How to celebrate our 150th?


We could build a couple NHL arenas. Or we could lower the voting age, institute mandatory voting and reopen the Constitution.

Canada’s 150th birthday bash in 2017 could highlight the fun and symbolic — such as a nationwide hockey tournament and a cross-country canoe pageant — but could also involve serious policy changes, such as lowering the voting age to 16 or instituting mandatory voting, newly obtained public documents show…

Bureaucrats reckon 2017 could be an opportunity to reopen debate on Canadian federalism. “This discussion has been held for boomers (in the ’80s and ’90s), but it’s not closed yet,” officials write. “By 2017, a whole new generation will have a whole new outlook.” Jeremy Diamond, director of the Historica Dominion Institute, expressed support for democratic reform initiatives. He said the 18-24 age range is ripe for increased political participation, and that Canada’s 150th could be an ideal time to restart the constitution debate.


How to celebrate our 150th?

  1. Let’s not, and say we did.

  2. We could wear our vintage Nordique and Jets jerseys while we debate Meech Lake and Charlottetown Accords! And maybe this time after our talkative leader explains how to manipulate the provinces and public (~I just counted back and then rolled the dice~) we’ll catch him with the bag full of money!

    • I’ll drink from a stubby to that

      • That’s good. I have a garage full of stubby empties; just waiting until demand for them increases. (My gold plated pension plan).

  3. Why don’t we make hockey mandatory? lol

  4. Why exactly is this arbitrary birthday a “good time” for these things? Why not right now? Or in 60 years? I understand why people get a little whimsical and nostalgic on their birthdays, espeically milestone birthdays, but governments should not.

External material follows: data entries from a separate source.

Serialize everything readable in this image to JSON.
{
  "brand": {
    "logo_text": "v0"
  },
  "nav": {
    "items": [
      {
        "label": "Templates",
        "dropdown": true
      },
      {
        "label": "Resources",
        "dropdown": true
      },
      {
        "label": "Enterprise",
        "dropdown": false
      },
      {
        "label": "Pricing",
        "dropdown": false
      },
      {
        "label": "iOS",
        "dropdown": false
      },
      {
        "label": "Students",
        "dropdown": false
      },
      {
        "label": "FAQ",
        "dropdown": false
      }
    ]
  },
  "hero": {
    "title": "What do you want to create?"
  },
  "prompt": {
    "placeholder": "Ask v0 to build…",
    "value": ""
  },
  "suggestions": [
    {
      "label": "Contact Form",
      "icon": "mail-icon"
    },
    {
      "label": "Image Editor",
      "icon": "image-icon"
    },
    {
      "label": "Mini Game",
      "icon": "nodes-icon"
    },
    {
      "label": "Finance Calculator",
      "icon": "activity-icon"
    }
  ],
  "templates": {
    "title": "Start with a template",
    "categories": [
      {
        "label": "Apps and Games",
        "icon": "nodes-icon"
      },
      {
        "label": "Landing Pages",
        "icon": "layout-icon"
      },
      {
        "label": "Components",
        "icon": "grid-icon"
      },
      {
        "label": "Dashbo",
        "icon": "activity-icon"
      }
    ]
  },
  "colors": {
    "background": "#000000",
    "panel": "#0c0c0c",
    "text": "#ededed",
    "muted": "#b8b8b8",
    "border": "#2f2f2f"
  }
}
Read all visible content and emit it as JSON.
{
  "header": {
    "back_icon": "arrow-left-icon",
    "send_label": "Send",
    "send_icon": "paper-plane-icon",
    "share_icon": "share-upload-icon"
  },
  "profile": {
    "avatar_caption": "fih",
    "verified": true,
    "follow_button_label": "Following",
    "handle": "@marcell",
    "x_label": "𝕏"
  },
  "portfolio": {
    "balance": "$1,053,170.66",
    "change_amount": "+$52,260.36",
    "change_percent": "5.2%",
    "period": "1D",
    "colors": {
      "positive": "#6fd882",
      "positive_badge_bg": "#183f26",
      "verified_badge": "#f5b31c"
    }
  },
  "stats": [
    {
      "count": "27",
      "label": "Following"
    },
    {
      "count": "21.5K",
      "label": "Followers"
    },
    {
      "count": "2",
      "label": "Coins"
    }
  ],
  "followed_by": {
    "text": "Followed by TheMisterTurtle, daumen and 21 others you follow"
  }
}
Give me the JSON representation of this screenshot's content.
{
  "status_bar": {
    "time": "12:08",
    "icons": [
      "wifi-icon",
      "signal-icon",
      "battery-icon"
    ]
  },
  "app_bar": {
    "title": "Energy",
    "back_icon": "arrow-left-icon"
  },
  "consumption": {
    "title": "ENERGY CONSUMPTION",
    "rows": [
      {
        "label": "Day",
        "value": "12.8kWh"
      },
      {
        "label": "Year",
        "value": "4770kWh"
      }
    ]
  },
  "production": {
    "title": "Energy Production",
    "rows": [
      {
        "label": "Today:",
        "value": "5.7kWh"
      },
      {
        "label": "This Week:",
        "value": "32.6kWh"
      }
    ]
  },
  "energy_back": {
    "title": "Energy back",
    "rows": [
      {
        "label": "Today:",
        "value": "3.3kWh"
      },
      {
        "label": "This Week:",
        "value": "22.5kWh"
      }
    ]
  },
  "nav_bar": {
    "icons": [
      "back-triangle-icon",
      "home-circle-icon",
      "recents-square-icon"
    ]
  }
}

  5. Instead of piffle like more hockey rinks, and absurdities like 16 year old voters, and a re-run of Meech Lake…..why not do something grand for a change?

    Free university and college education.  Just like elementary and secondary school.

    They must be fully accredited, and should all also have an online version where possible

    A celebration of our 150 years, and a grand kick-off to the Knowledge Age.